# I made not be standard, but I'm a real deviant (math question)

Talk to me like I’m four. Use small words. Talk to me like I need to count on my fingers.

I tried using this formula to figure out the standard deviation of an arbitray set of numbers, and tried checking my math with a coworker.

She said it looked right, but forwarded to a statits… stastist… Real Smart Guy. He said it was wrong, the answer should be 11.970797801316333. A test in SQL bears this out. But he won’t explain why.

Where did I go wrong? Can it be explained to me without using fancy mathematical nomenclature?

Here:

You need to include the differences between all the data points and the mean.

So, the differences between them are 11.6, 6.6, 3.6, 2.4, & 19.4. The variance is (11.6[sup]2[/sup]+6.6[sup]2[/sup]+3.6[sup]2[/sup]+2.4[sup]2[/sup]+19.4[sup]2[/sup])/(5-1)=143.3

& then the deviation is (143.3)[sup]1/2[/sup]

Ah. Thanks!

I was wondering how just the lowest and highest values could show anything meaningful.

As I have datasets with over 1000 values, I think I’ll just let SQL do the hard work for me.

Use a table of random numbers or some other method of selectring a random sample and choose a sample of 20 or so.
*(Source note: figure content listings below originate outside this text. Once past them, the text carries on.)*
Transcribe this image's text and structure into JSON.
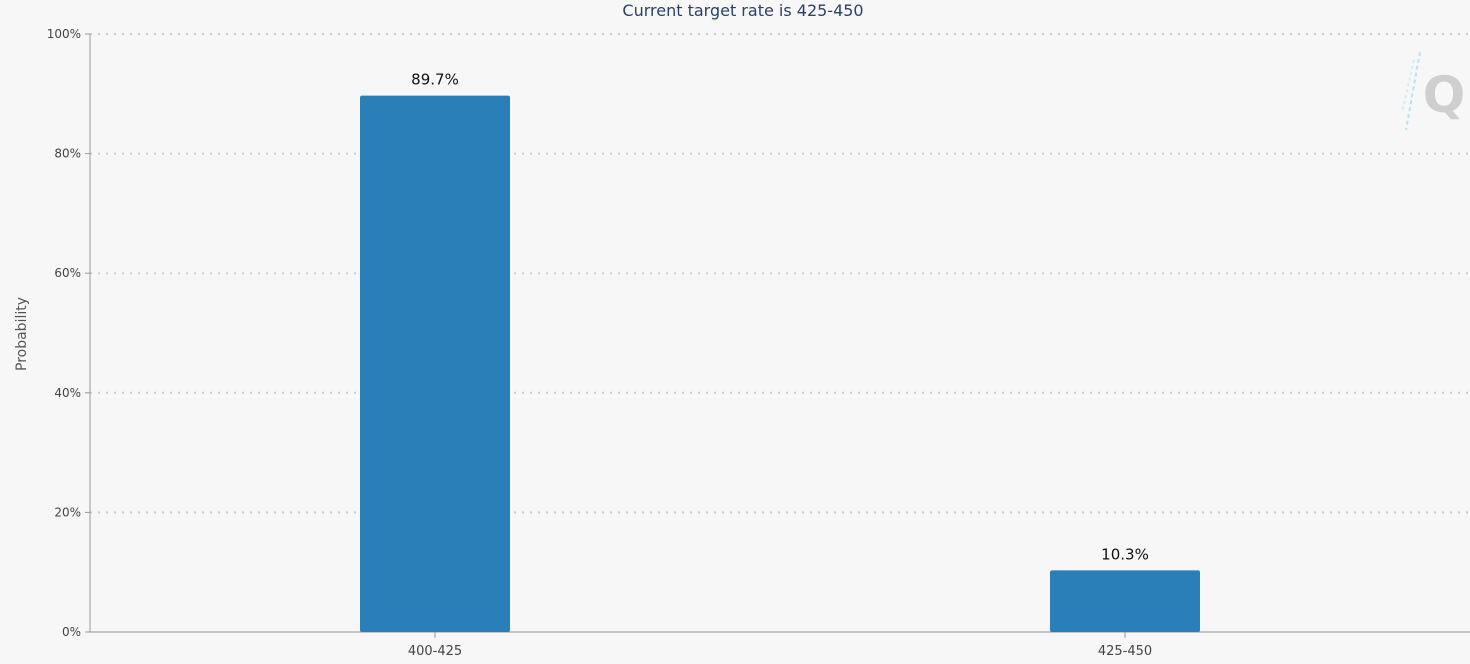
{
  "chart_data": {
    "type": "bar",
    "title": "Current target rate is 425-450",
    "xlabel": "",
    "ylabel": "Probability",
    "categories": [
      "400-425",
      "425-450"
    ],
    "values": [
      89.7,
      10.3
    ],
    "data_labels": [
      "89.7%",
      "10.3%"
    ],
    "y_ticks": [
      "0%",
      "20%",
      "40%",
      "60%",
      "80%",
      "100%"
    ],
    "ylim": [
      0,
      100
    ],
    "grid": true,
    "legend": "none",
    "bar_color": "#2b7fb8",
    "grid_color": "#cccccc"
  },
  "watermark": {
    "icon": "cme-quikstrike-q-logo",
    "letter": "Q"
  }
}
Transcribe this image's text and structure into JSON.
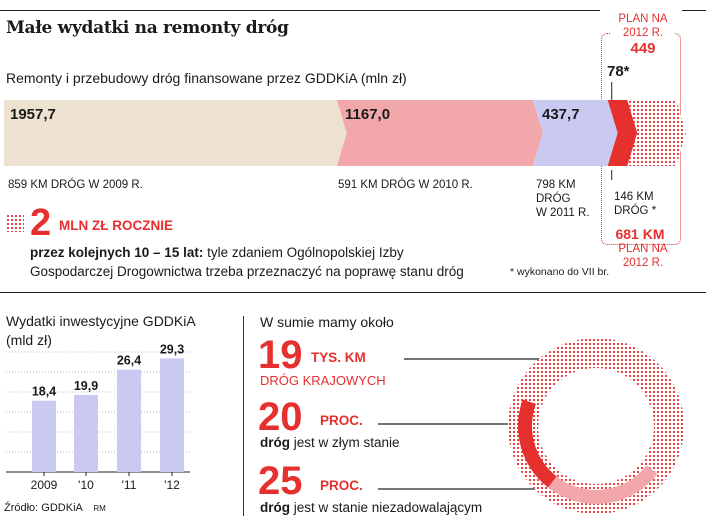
{
  "title": "Małe wydatki na remonty dróg",
  "subtitle": "Remonty i przebudowy dróg finansowane przez GDDKiA (mln zł)",
  "top_chart": {
    "type": "bar",
    "segments": [
      {
        "value_label": "1957,7",
        "value": 1957.7,
        "caption_lines": [
          "859 KM DRÓG W 2009 R."
        ],
        "color": "#ede1cf"
      },
      {
        "value_label": "1167,0",
        "value": 1167.0,
        "caption_lines": [
          "591 KM DRÓG W 2010 R."
        ],
        "color": "#f2a8aa"
      },
      {
        "value_label": "437,7",
        "value": 437.7,
        "caption_lines": [
          "798 KM",
          "DRÓG",
          "W 2011 R."
        ],
        "color": "#c9c9f2"
      },
      {
        "value_label": "78*",
        "value": 78,
        "caption_lines": [
          "146 KM",
          "DRÓG *"
        ],
        "color": "#e5302e"
      }
    ],
    "plan": {
      "top_label_lines": [
        "PLAN NA",
        "2012 R."
      ],
      "value_label": "449",
      "value": 449,
      "km_label": "681 KM",
      "bottom_label_lines": [
        "PLAN NA",
        "2012 R."
      ]
    },
    "footnote": "* wykonano do VII br."
  },
  "highlight": {
    "big_number": "2",
    "unit": "MLN ZŁ ROCZNIE",
    "text_bold": "przez kolejnych 10 – 15 lat:",
    "text_line1": " tyle zdaniem Ogólnopolskiej Izby",
    "text_line2": "Gospodarczej Drogownictwa trzeba przeznaczyć na poprawę stanu dróg"
  },
  "chart_data": {
    "type": "bar",
    "title": "Wydatki inwestycyjne GDDKiA",
    "ylabel": "(mld zł)",
    "categories": [
      "2009",
      "'10",
      "'11",
      "'12"
    ],
    "values": [
      18.4,
      19.9,
      26.4,
      29.3
    ],
    "value_labels": [
      "18,4",
      "19,9",
      "26,4",
      "29,3"
    ],
    "ylim": [
      0,
      32
    ],
    "bar_color": "#c9c9f2",
    "source": "Źródło: GDDKiA",
    "author": "RM"
  },
  "stats": {
    "heading": "W sumie mamy około",
    "items": [
      {
        "number": "19",
        "unit": "TYS. KM",
        "desc_red": "DRÓG KRAJOWYCH"
      },
      {
        "number": "20",
        "unit": "PROC.",
        "desc_bold": "dróg",
        "desc_rest": " jest w złym stanie"
      },
      {
        "number": "25",
        "unit": "PROC.",
        "desc_bold": "dróg",
        "desc_rest": " jest w stanie niezadowalającym"
      }
    ],
    "donut": {
      "bad_percent": 20,
      "unsatisfactory_percent": 25,
      "bad_color": "#e5302e",
      "unsat_color": "#f2a8aa"
    }
  },
  "colors": {
    "accent": "#e5302e"
  }
}
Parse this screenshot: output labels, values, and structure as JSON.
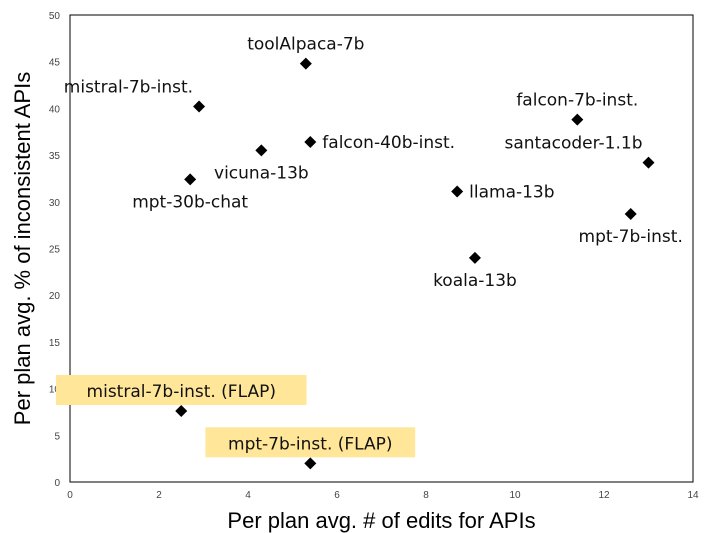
{
  "chart_data": {
    "type": "scatter",
    "title": "",
    "xlabel": "Per plan avg. # of edits for APIs",
    "ylabel": "Per plan avg. % of inconsistent APIs",
    "xlim": [
      0,
      14
    ],
    "ylim": [
      0,
      50
    ],
    "xticks": [
      0,
      2,
      4,
      6,
      8,
      10,
      12,
      14
    ],
    "yticks": [
      0,
      5,
      10,
      15,
      20,
      25,
      30,
      35,
      40,
      45,
      50
    ],
    "grid": false,
    "marker": "diamond",
    "marker_color": "#000000",
    "highlight_color": "#ffe699",
    "points": [
      {
        "label": "toolAlpaca-7b",
        "x": 5.3,
        "y": 44.8,
        "anchor": "above"
      },
      {
        "label": "mistral-7b-inst.",
        "x": 2.9,
        "y": 40.2,
        "anchor": "above-left"
      },
      {
        "label": "falcon-7b-inst.",
        "x": 11.4,
        "y": 38.8,
        "anchor": "above"
      },
      {
        "label": "falcon-40b-inst.",
        "x": 5.4,
        "y": 36.4,
        "anchor": "right"
      },
      {
        "label": "vicuna-13b",
        "x": 4.3,
        "y": 35.5,
        "anchor": "below"
      },
      {
        "label": "santacoder-1.1b",
        "x": 13.0,
        "y": 34.2,
        "anchor": "above-left"
      },
      {
        "label": "mpt-30b-chat",
        "x": 2.7,
        "y": 32.4,
        "anchor": "below"
      },
      {
        "label": "llama-13b",
        "x": 8.7,
        "y": 31.1,
        "anchor": "right"
      },
      {
        "label": "mpt-7b-inst.",
        "x": 12.6,
        "y": 28.7,
        "anchor": "below"
      },
      {
        "label": "koala-13b",
        "x": 9.1,
        "y": 24.0,
        "anchor": "below"
      },
      {
        "label": "mistral-7b-inst. (FLAP)",
        "x": 2.5,
        "y": 7.6,
        "anchor": "above",
        "highlight": true
      },
      {
        "label": "mpt-7b-inst. (FLAP)",
        "x": 5.4,
        "y": 2.0,
        "anchor": "above",
        "highlight": true
      }
    ]
  }
}
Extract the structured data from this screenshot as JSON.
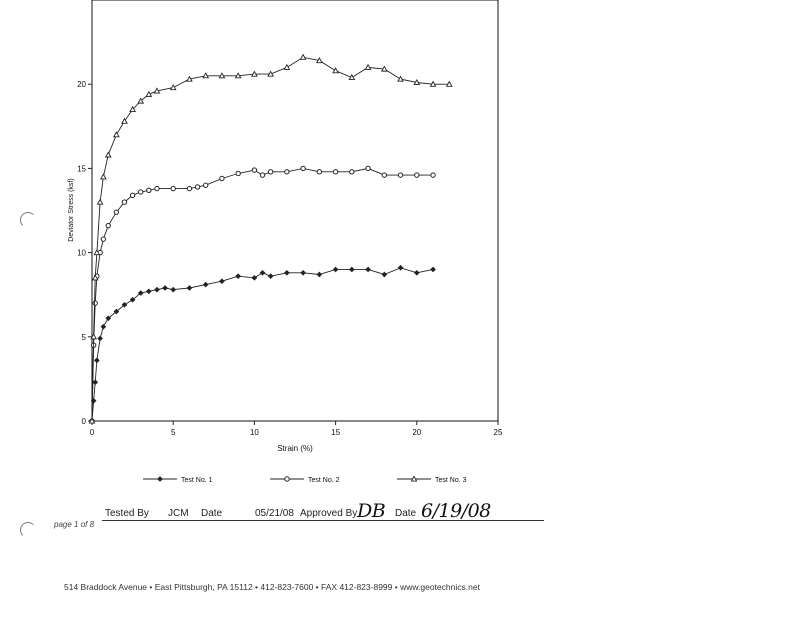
{
  "chart_data": {
    "type": "line",
    "xlabel": "Strain (%)",
    "ylabel": "Deviator Stress (ksf)",
    "xlim": [
      0,
      25
    ],
    "ylim": [
      0,
      25
    ],
    "xticks": [
      "0",
      "5",
      "10",
      "15",
      "20",
      "25"
    ],
    "yticks": [
      "0",
      "5",
      "10",
      "15",
      "20"
    ],
    "grid": false,
    "legend_position": "bottom",
    "series": [
      {
        "name": "Test No. 1",
        "marker": "diamond",
        "x": [
          0,
          0.1,
          0.2,
          0.3,
          0.5,
          0.7,
          1.0,
          1.5,
          2.0,
          2.5,
          3.0,
          3.5,
          4.0,
          4.5,
          5.0,
          6.0,
          7.0,
          8.0,
          9.0,
          10.0,
          10.5,
          11.0,
          12.0,
          13.0,
          14.0,
          15.0,
          16.0,
          17.0,
          18.0,
          19.0,
          20.0,
          21.0
        ],
        "y": [
          0,
          1.2,
          2.3,
          3.6,
          4.9,
          5.6,
          6.1,
          6.5,
          6.9,
          7.2,
          7.6,
          7.7,
          7.8,
          7.9,
          7.8,
          7.9,
          8.1,
          8.3,
          8.6,
          8.5,
          8.8,
          8.6,
          8.8,
          8.8,
          8.7,
          9.0,
          9.0,
          9.0,
          8.7,
          9.1,
          8.8,
          9.0
        ]
      },
      {
        "name": "Test No. 2",
        "marker": "circle",
        "x": [
          0,
          0.1,
          0.2,
          0.3,
          0.5,
          0.7,
          1.0,
          1.5,
          2.0,
          2.5,
          3.0,
          3.5,
          4.0,
          5.0,
          6.0,
          6.5,
          7.0,
          8.0,
          9.0,
          10.0,
          10.5,
          11.0,
          12.0,
          13.0,
          14.0,
          15.0,
          16.0,
          17.0,
          18.0,
          19.0,
          20.0,
          21.0
        ],
        "y": [
          0,
          4.5,
          7.0,
          8.6,
          10.0,
          10.8,
          11.6,
          12.4,
          13.0,
          13.4,
          13.6,
          13.7,
          13.8,
          13.8,
          13.8,
          13.9,
          14.0,
          14.4,
          14.7,
          14.9,
          14.6,
          14.8,
          14.8,
          15.0,
          14.8,
          14.8,
          14.8,
          15.0,
          14.6,
          14.6,
          14.6,
          14.6
        ]
      },
      {
        "name": "Test No. 3",
        "marker": "triangle",
        "x": [
          0,
          0.1,
          0.2,
          0.3,
          0.5,
          0.7,
          1.0,
          1.5,
          2.0,
          2.5,
          3.0,
          3.5,
          4.0,
          5.0,
          6.0,
          7.0,
          8.0,
          9.0,
          10.0,
          11.0,
          12.0,
          13.0,
          14.0,
          15.0,
          16.0,
          17.0,
          18.0,
          19.0,
          20.0,
          21.0,
          22.0
        ],
        "y": [
          0,
          5.0,
          8.5,
          10.0,
          13.0,
          14.5,
          15.8,
          17.0,
          17.8,
          18.5,
          19.0,
          19.4,
          19.6,
          19.8,
          20.3,
          20.5,
          20.5,
          20.5,
          20.6,
          20.6,
          21.0,
          21.6,
          21.4,
          20.8,
          20.4,
          21.0,
          20.9,
          20.3,
          20.1,
          20.0,
          20.0
        ]
      }
    ]
  },
  "footer": {
    "tested_by_label": "Tested By",
    "tested_by": "JCM",
    "date_label": "Date",
    "date": "05/21/08",
    "approved_by_label": "Approved By",
    "approved_by": "DB",
    "date2_label": "Date",
    "date2": "6/19/08",
    "page_label": "page 1 of 8",
    "address": "514 Braddock Avenue  •  East Pittsburgh, PA 15112  •  412-823-7600  •  FAX 412-823-8999  •  www.geotechnics.net"
  },
  "colors": {
    "line": "#222222",
    "axis": "#111111"
  }
}
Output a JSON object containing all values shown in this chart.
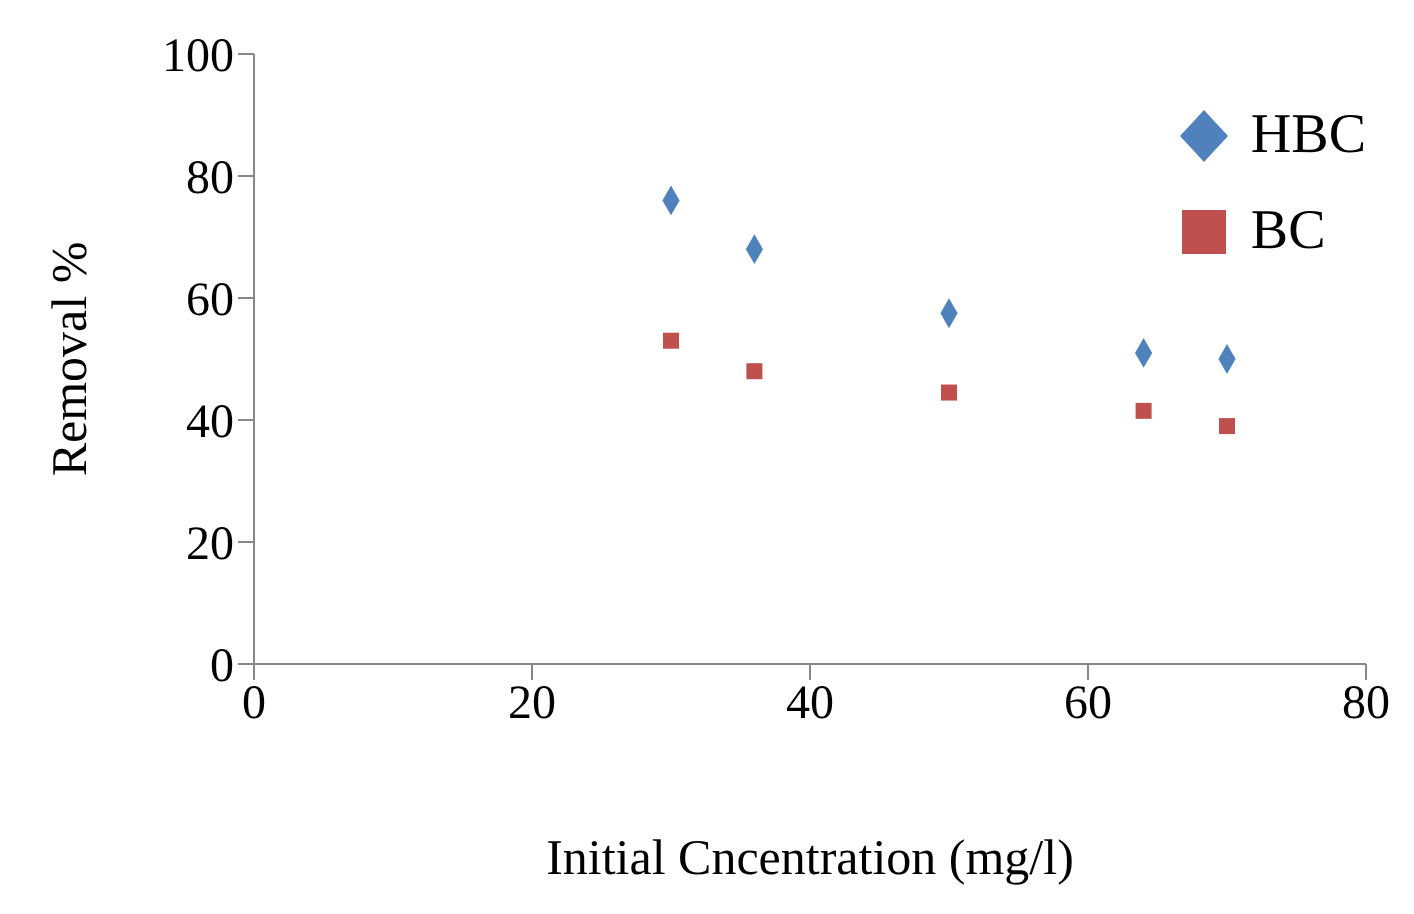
{
  "chart_data": {
    "type": "scatter",
    "xlabel": "Initial Cncentration (mg/l)",
    "ylabel": "Removal %",
    "x": [
      30,
      36,
      50,
      64,
      70
    ],
    "series": [
      {
        "name": "HBC",
        "color": "#4f81bd",
        "marker": "diamond",
        "values": [
          76,
          68,
          57.5,
          51,
          50
        ]
      },
      {
        "name": "BC",
        "color": "#c0504d",
        "marker": "square",
        "values": [
          53,
          48,
          44.5,
          41.5,
          39
        ]
      }
    ],
    "xlim": [
      0,
      80
    ],
    "xticks": [
      0,
      20,
      40,
      60,
      80
    ],
    "ylim": [
      0,
      100
    ],
    "yticks": [
      0,
      20,
      40,
      60,
      80,
      100
    ],
    "grid": false,
    "legend": "top right"
  }
}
Figure the statistical parameters of that sample to get a close estimate of the population parameters.

I suspect that will be closer than entering so many data points what with entering errors an all.

IIRC, the Mean is the average value of all the numbers, and the Standard Deviation is the average “distance” from that Mean.

Sort of. To get the standard deviation, you first square all of the distances, then average them, and then take the square root. There are pros and cons of using this method compared to averaging the absolute values, and folks who use statistics a lot will argue about which to use when. The same is also true for mean vs. other measures of “typical value”.

Try saying “abominable statistics” ten times in a row, fast.